Os bispos são auxiliados pelos três Assessores da Comissão Episcopal Pastoral para a Liturgia da Conferência Nacional dos Bispos do Brasil (CNBB): o responsável pela Pastoral Litúrgica é o Padre Hernaldo Pinto Farias, no Setor de Música Litúrgica, Padre José Carlos Sala, e no Espaço Litúrgico, João Martins.

Durante a reunião cada um dos assessores da comissão informou como tem sido o andamento dos trabalhos nas suas respectivas áreas. “Tivemos uma panorâmica da realidade litúrgica no Brasil, assim como nós a percebemos, no debate e na troca de ideias, detectar algumas áreas, atividades, âmbitos, nos quais precisamos trabalhar mais ou de uma maneira diferenciada”, explicou o Presidente da Comissão, Dom Armando.

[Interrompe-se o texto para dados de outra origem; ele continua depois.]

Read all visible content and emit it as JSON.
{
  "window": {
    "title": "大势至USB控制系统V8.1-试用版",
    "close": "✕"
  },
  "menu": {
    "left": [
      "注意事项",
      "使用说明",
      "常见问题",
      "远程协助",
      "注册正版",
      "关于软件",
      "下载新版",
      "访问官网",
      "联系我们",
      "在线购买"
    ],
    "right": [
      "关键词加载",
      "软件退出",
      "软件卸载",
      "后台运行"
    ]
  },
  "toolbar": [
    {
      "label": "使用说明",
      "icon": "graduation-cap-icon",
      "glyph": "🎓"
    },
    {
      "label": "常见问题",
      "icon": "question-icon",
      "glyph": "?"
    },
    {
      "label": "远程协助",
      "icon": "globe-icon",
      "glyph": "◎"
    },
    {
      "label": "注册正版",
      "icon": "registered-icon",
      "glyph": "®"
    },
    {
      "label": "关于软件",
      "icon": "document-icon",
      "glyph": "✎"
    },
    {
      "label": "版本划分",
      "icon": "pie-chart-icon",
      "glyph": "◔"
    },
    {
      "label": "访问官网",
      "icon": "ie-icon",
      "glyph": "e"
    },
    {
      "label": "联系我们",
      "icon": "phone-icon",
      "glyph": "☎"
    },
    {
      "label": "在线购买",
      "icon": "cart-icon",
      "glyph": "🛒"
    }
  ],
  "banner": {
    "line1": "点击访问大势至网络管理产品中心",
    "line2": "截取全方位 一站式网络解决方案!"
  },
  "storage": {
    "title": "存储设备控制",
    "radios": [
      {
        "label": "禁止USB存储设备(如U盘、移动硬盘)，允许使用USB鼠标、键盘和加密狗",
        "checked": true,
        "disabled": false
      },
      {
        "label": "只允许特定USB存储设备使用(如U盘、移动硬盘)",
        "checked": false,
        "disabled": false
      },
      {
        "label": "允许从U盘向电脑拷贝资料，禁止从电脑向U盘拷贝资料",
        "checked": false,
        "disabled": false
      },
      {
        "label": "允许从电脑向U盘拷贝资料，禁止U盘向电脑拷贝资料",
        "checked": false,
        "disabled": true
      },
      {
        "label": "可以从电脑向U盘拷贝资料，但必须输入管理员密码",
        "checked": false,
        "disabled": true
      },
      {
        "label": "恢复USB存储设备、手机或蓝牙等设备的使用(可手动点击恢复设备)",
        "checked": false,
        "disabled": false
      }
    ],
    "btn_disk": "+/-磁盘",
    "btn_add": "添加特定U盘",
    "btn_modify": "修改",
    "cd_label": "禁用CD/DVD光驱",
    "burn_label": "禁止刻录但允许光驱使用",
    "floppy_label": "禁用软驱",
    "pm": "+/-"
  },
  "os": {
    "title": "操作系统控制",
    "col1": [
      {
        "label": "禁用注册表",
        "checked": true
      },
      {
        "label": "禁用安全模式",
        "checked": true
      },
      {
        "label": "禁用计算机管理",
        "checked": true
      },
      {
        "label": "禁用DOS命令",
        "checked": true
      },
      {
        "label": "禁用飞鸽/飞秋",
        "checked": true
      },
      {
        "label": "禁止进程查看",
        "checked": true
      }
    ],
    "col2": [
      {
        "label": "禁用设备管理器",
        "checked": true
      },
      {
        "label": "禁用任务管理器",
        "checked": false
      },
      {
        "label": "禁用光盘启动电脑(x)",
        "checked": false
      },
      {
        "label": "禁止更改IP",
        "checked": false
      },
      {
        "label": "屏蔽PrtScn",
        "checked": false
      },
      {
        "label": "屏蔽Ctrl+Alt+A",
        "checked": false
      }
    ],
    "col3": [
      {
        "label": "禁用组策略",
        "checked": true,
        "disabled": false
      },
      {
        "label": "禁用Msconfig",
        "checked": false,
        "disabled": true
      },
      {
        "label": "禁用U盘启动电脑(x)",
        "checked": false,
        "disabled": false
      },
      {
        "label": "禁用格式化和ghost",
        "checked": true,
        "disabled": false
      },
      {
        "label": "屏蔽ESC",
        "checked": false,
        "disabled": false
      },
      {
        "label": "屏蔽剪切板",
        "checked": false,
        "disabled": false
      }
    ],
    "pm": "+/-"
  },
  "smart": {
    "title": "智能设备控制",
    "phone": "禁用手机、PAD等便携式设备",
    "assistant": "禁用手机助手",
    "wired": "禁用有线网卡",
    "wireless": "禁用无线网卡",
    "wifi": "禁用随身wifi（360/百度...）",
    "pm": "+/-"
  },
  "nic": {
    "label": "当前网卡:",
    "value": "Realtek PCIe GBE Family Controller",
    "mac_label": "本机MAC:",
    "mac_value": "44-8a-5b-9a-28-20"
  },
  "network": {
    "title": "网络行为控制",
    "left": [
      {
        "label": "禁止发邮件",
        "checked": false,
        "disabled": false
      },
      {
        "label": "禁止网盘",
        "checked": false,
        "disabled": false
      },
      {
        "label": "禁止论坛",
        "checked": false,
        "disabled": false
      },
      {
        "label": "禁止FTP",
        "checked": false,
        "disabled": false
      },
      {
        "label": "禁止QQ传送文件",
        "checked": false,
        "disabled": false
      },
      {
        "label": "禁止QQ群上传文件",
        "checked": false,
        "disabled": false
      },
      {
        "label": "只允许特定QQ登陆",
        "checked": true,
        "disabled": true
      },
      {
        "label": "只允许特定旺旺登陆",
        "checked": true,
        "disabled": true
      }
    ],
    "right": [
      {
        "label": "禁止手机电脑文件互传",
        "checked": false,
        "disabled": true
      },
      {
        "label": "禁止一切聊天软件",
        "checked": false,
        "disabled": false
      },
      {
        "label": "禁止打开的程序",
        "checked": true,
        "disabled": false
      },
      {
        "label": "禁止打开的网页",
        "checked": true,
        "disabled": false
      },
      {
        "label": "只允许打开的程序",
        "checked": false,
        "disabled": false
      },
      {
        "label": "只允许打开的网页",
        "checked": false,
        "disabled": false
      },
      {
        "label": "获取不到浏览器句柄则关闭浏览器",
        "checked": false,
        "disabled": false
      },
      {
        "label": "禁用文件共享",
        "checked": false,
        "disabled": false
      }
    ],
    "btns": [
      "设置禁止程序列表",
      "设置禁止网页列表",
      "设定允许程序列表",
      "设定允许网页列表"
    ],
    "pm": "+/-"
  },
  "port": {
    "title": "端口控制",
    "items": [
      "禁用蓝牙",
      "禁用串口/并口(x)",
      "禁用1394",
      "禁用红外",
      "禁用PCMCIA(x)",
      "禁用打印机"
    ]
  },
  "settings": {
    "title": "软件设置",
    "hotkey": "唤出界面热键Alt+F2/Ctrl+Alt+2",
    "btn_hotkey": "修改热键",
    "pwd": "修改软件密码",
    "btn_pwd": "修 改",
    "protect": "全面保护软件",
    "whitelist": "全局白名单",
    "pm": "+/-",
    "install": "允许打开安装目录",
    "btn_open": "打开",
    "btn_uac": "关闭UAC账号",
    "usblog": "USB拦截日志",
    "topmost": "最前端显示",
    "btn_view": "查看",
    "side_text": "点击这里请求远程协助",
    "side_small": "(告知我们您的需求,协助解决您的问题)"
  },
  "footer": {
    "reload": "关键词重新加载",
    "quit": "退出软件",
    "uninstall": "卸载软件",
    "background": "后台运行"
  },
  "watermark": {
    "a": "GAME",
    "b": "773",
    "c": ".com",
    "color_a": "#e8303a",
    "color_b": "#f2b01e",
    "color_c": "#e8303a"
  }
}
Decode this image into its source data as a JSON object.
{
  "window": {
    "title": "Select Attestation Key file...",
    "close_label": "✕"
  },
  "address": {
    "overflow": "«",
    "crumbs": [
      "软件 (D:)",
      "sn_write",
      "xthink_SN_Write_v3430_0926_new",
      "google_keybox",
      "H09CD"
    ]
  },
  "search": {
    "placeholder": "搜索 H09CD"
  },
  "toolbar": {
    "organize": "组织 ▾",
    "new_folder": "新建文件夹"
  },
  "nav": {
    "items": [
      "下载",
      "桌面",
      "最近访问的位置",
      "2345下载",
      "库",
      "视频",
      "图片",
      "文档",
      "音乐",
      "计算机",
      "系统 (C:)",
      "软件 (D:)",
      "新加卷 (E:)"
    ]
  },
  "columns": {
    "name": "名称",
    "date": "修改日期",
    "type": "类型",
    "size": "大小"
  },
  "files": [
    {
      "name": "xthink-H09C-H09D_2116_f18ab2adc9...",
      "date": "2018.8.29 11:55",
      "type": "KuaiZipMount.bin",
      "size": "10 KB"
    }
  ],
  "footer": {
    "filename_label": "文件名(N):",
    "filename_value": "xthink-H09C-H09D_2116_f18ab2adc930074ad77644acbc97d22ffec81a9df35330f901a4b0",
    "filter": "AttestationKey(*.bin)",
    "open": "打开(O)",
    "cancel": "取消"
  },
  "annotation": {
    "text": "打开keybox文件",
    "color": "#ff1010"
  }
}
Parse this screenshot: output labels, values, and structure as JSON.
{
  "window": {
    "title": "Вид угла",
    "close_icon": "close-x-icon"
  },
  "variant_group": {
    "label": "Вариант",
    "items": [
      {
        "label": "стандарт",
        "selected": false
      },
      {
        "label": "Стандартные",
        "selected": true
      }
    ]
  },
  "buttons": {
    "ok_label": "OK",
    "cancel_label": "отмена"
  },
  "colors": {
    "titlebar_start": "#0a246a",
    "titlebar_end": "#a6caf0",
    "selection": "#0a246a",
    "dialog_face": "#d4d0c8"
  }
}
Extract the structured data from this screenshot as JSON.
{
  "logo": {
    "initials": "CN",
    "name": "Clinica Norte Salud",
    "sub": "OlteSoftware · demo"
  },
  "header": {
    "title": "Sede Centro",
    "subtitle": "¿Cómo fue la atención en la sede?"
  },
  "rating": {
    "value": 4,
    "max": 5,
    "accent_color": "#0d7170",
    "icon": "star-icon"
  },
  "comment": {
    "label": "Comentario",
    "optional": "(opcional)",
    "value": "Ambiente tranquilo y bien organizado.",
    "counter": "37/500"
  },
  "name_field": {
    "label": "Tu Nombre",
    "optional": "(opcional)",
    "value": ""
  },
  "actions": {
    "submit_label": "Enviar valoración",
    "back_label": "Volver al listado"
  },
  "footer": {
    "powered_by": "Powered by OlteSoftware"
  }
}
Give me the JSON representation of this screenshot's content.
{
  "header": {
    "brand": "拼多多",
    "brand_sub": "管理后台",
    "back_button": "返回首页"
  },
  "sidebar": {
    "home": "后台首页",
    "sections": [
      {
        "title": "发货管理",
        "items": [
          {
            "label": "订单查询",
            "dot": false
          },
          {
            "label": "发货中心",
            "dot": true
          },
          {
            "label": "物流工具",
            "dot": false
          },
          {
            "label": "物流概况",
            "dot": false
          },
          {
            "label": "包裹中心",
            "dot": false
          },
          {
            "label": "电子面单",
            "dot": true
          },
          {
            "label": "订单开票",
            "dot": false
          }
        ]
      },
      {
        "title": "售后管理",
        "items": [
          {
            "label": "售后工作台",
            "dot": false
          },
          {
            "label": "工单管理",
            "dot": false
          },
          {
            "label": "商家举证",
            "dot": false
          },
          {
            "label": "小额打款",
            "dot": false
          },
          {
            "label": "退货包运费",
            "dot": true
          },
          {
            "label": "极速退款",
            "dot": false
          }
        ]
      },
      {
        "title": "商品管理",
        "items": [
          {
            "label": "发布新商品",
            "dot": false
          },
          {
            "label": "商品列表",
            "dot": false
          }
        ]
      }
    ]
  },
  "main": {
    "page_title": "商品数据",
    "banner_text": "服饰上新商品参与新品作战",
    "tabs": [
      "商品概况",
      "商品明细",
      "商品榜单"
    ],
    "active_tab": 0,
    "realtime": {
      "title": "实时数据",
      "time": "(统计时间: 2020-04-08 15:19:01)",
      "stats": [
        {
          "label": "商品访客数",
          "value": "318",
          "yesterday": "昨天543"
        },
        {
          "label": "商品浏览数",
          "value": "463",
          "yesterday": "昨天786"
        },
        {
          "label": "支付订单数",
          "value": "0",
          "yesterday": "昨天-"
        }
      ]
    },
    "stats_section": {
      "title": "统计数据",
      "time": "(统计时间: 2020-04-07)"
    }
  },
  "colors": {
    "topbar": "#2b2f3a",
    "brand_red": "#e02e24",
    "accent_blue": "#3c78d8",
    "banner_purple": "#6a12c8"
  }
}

Na reunião, os três bispos responsáveis pelo setor são informados das atividades, dos passos dados e dos programas que, anteriormente, tinham sido planejados e foram executadas. “Partilhamos das dificuldades enfrentadas, propostas, e avaliação de tudo que ocorreu neste último período”, disse o presidente. “É sempre muito positivo o intercâmbio e ver em conjunto o que compete à comissão litúrgica”, finalizou Dom Armando. (SP-CNBB)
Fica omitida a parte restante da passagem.